Porochista Khakpour spends much of her book, Sick: A Memoir, talking about relationships. Sometimes it’s her parents or girlfriends. But more often it’s the men in her life. I’ve seen reviewers bemoan this. But here’s what I think. 

A single young woman, battling chronic, mostly unexplained, illness has a natural need for caregivers. As much as Khakpour these are romantic relationships, her writing about them centers more often on how the men interacted with her illness. Did the famous writer meet her at the ER? Was the guy who nurtured her nutritionally able to maintain his momentum in the long haul?

Some men like to fix things. And Khakpour is the ultimate fixer-upper girlfriend. Please understand me. I mean that in the nicest way, from one woman living with chronic illness to another. I recognize why telling each relationship story is also exposing the stark reality of chronic illness. 

“Home for me was most likely in someone’s arms, no matter how short-lived in the end; my location was so often defined by a relationship.”

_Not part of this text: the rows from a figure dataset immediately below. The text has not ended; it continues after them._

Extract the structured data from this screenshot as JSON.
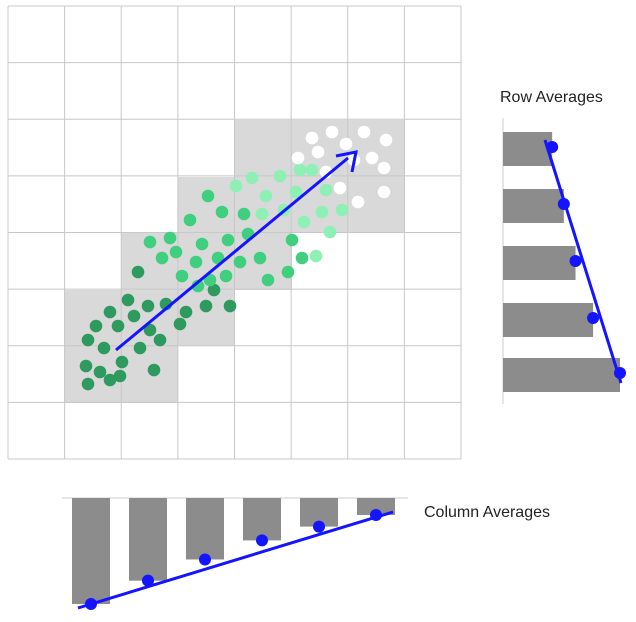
{
  "labels": {
    "row_averages": "Row Averages",
    "column_averages": "Column Averages"
  },
  "colors": {
    "grid_line": "#c8c8c8",
    "shaded_cell": "#d9d9d9",
    "bar": "#8c8c8c",
    "trend": "#1414ff",
    "point_dark": "#2e9a5e",
    "point_mid": "#3fcf7e",
    "point_light": "#8ef0b4",
    "point_white": "#ffffff"
  },
  "row_averages": [
    0.42,
    0.52,
    0.62,
    0.77,
    1.0
  ],
  "column_averages": [
    1.0,
    0.78,
    0.58,
    0.4,
    0.27,
    0.16
  ]
}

The various places she lives are perhaps more important than the men in her life. Everything in her story relates the importance of setting. In fact, her chapters are titled by location. For Porochista some places feel more like home than others. On the other hand, she never quite settles into her own body. No wonder—it never serves as a positive element of her existence.

Through it all, Khakpour struggles to be normal. To hold down teaching jobs and write her books. She walks the dog, commutes, and shops for groceries. Living with chronic illness means all of that is harder for her than for the average twenty-something. 

My conclusions

Sick is a memoir of many things, but it lives in a world of grays rather than vibrant color. There’s always an ax hanging somewhere above Khakpour’s head. I dreaded the next time it would fall and make her condition worse. This captures what it’s like to live with chronic illness!

Khakpour has a complicated relationship to prescription drugs. As both addict and patient, she’s unable to definitively categorize them as either healing or dangerous. Even for a non-addict, Lyme disease treatment can feel so harmful. The sheer quantity of medications can be physically damaging, even as they aim to suppress the bacteria. Although I haven’t battled addiction, I connected with her experiences.

If you’ve ever been sleepless, you will deeply appreciate her descriptions of that condition. 

“But I began keeping a diary of my sleep schedule and it started to show its patterns: instead of the old abrupt insomnia, now the hours whittled themselves away sleekly, my bedtime growing slimmer and slimmer.”

It’s not often that someone talks about how medical questions with no clear answers can cause PTSD. Khakpour does. She also acknowledges that treatment can cause PTSD as well. I think we need to make this issue part of more discussions. 

I’d like to give this book to my friends, family, and medical professionals, whether they understand Lyme disease or not. Khakpour combines skillful writing with intense descriptions of the disease’s effects. Sometimes she makes chronic illness seem poetic, and other times, pedantic. I suppose that’s accurate, although most of us wouldn’t be so poetic. In either case, Sick is a memoir definitely worth reading.